SIFMA and a coalition of capital markets trade associations here and abroad set out what it considered a comprehensive set of requirements for establishing a legal entity identifier (LEI) system to aid regulators and industry in monitoring systemic risk.

This, of course, is to launch a system – worldwide – that can identify any financial entity by a universal code. And reduce systemic risk, by making it easier to track transactions, counterparties, corporate actions – and give regulators an ability to spot stresses as they or before they develop.

One instrument. One ID. One universal code. As discussed here on April 18.

This is not a small task. The SIFMA initiative amounts to a “request for proposals” for any interested party. And it is backed by a who’s who of associations on both sides of the Atlantic:

The British Bankers Association, Customer Data Management Group (CDMG), The Clearing House Association, Enterprise Data Management Council, The Financial Services Roundtable, the Futures Industry Association (FIA), the Global Financial Markets Association (representing the Association for Financial Markets in Europe (AFME), the Asia Securities Industry & Financial Markets Association (ASIFMA) as well as the Securities Industry and Financial Markets Association (SIFMA) in the U.S., the Global Regulatory Identifier Steering Group (GRIS), the Investment Company Institute (ICI), and the International Swaps and Derivatives Association (ISDA).

The requirements document can be found here.

The system that results, of course, is designed to help the Office of Financial Research, just coming into being, to monitor systemic risks. This request for proposals, in fact, is designed to winnow alternatives into a cohesive set of recommendations that can be presented to the OFR, by the end of June, according to Tom Price, managing director, and Randy Snook, executive vice president of SIFMA.

But the OFR is not alone in trying to come up with one set of identifiers.

Last week, for instance, the Society for Worldwide Interbank Financial Telecommunications was endorsed by the International Standardization Organization to create and distribute global legal entity identifiers.

SWIFT was selected as the registration authority for LEIs over the Association of National Numbering Agencies, the only other contender for the job.

SWIFT won a majority share of the votes from a 29-member ISO technical committee, SWIFT officials confirmed on Thursday.

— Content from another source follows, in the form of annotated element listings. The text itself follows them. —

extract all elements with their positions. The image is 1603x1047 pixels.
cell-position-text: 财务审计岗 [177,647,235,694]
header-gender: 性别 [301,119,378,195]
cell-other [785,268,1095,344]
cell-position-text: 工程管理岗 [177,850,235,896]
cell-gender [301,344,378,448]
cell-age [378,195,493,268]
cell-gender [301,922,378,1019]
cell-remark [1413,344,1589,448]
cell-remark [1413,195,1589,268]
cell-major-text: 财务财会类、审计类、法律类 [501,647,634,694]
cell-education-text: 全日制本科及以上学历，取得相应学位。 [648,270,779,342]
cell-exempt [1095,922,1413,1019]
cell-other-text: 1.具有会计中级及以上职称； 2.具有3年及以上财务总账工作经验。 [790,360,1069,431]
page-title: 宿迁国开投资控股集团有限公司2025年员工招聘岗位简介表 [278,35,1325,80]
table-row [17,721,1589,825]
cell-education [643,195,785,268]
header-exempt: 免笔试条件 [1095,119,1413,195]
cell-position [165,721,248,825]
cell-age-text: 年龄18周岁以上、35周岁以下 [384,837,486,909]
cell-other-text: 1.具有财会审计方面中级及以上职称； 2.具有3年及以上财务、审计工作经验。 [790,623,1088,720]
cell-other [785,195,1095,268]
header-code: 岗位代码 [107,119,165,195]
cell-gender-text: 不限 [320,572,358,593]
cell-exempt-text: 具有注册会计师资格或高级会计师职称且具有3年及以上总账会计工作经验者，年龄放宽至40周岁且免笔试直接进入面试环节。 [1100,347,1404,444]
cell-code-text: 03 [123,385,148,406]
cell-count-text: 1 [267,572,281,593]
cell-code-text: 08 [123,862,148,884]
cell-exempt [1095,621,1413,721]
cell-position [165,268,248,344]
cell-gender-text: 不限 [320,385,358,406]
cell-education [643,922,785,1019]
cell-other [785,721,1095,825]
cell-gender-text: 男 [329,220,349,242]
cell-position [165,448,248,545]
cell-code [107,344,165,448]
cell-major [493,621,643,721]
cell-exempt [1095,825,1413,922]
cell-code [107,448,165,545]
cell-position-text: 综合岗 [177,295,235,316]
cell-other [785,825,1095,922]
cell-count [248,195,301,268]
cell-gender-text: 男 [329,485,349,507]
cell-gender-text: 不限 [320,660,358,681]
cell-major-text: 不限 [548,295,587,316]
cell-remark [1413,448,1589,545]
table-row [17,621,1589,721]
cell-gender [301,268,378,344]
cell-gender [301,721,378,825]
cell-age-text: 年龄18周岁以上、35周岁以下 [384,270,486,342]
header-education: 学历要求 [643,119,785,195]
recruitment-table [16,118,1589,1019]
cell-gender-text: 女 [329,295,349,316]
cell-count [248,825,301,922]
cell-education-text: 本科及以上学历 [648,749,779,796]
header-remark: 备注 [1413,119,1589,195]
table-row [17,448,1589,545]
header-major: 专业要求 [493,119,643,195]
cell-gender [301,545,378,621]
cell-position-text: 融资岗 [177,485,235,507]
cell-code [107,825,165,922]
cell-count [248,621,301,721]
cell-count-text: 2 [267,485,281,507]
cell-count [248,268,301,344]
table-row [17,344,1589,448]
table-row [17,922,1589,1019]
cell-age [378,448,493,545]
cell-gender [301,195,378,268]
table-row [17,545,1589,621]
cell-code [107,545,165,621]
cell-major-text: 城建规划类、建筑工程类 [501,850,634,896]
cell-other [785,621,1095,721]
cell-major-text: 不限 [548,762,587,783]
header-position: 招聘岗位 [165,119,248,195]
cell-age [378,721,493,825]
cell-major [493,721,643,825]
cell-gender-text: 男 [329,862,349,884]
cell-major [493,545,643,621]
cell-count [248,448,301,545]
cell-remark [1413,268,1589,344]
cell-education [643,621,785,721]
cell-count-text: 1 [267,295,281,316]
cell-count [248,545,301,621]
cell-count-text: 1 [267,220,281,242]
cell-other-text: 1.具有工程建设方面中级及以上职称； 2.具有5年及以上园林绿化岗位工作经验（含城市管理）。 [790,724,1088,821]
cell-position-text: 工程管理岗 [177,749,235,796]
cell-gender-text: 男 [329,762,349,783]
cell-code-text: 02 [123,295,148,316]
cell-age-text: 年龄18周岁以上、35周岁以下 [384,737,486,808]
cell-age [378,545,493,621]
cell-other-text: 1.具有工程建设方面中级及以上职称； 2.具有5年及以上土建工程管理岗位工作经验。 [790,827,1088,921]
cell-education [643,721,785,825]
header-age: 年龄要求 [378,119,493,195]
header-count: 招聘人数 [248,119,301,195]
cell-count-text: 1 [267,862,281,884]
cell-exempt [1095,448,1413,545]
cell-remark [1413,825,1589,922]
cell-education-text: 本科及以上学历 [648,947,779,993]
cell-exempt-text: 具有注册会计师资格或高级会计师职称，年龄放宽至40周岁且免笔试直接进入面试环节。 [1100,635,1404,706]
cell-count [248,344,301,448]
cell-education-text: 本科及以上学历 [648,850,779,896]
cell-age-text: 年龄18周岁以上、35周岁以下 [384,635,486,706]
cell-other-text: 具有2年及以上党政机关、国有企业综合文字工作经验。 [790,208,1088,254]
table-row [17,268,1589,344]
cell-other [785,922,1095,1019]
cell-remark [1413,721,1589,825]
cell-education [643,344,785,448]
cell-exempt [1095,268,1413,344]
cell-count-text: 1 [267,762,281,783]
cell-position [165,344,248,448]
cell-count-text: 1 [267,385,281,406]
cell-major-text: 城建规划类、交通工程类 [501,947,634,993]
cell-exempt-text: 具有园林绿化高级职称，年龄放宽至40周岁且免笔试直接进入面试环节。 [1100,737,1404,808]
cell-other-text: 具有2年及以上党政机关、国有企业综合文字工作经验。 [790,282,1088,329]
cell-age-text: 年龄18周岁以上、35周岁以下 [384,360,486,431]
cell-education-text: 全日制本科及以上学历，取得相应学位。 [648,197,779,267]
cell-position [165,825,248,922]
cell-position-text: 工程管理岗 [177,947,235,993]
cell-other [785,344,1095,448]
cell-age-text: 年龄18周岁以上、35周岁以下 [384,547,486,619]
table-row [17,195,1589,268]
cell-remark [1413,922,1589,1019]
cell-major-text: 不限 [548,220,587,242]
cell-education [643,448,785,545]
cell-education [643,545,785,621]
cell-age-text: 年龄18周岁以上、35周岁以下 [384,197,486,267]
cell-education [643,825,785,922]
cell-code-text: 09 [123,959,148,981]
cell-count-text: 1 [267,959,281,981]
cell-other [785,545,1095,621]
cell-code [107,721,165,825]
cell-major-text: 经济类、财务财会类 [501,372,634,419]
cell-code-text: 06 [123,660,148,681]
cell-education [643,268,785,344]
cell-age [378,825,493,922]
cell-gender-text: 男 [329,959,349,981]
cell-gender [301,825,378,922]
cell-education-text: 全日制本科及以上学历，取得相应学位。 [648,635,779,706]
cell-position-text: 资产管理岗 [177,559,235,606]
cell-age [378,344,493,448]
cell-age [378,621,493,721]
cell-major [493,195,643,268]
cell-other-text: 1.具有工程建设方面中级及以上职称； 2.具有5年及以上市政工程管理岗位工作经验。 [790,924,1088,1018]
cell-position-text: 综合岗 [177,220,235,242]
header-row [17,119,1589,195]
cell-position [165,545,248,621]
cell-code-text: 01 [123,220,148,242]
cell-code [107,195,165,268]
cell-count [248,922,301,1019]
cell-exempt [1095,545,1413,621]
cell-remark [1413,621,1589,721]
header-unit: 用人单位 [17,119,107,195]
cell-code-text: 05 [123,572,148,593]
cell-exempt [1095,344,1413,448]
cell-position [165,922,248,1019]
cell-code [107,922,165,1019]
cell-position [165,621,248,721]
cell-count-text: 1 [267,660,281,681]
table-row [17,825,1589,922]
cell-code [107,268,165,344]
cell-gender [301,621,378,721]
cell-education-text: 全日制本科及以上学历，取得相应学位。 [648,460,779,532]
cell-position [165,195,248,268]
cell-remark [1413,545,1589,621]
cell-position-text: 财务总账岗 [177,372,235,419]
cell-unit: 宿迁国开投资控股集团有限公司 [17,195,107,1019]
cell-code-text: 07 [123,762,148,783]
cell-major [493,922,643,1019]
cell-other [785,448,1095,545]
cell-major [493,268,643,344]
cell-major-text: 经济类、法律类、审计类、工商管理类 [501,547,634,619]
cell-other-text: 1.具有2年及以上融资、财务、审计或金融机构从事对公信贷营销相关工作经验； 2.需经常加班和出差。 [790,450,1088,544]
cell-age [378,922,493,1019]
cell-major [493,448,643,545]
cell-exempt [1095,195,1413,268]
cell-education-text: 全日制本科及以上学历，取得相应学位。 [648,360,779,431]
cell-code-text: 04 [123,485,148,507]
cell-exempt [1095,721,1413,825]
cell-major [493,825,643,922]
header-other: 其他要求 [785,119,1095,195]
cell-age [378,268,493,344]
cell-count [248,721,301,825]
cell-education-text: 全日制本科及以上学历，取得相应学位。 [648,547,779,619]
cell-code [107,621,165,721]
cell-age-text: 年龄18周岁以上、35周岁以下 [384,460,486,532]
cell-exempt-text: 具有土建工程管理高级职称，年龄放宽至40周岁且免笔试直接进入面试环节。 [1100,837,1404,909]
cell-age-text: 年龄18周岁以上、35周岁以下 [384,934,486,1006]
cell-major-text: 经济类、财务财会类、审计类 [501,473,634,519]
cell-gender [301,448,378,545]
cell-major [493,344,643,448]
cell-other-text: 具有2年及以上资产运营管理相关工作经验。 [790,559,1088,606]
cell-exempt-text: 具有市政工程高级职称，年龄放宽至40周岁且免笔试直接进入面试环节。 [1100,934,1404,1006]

SWIFT and ANNA, a trade group representing national numbering agencies, were among dozens of respondents to a proposal issued by the U.S. Office of Financial Research for a firm to create and distribute global legal entity identifiers for financial firms and other companies.

The ANNA had proposed a “federated” model in which each country’s numbering agency would be responsible for issuing an LEI for a firm incorporated in that country. A Standard & Poor’s venture, CUSIP Global Services, is arguing for its CUSIP Avox Business Reference Entity (CABRE) system. Dun & Bradstreet’s had its own proprietary code. SWIFT is working with the Depository Trust & Clearing Corp. to meet the OFR’s requirements. And then there is GS1, which has decades of experience helping industries launch universal identification systems, ranging back to the ‘70s introduction of bar codes to the grocery and retailing industries.

Proposals are due to the coaliton of trade associations by May 30, at

Now is the time to make your voice heard.

The sooner there is a universal identification system, the better.

And, remember, this is not just about the United States. It’s about the world. If the system is not global, it will be useless.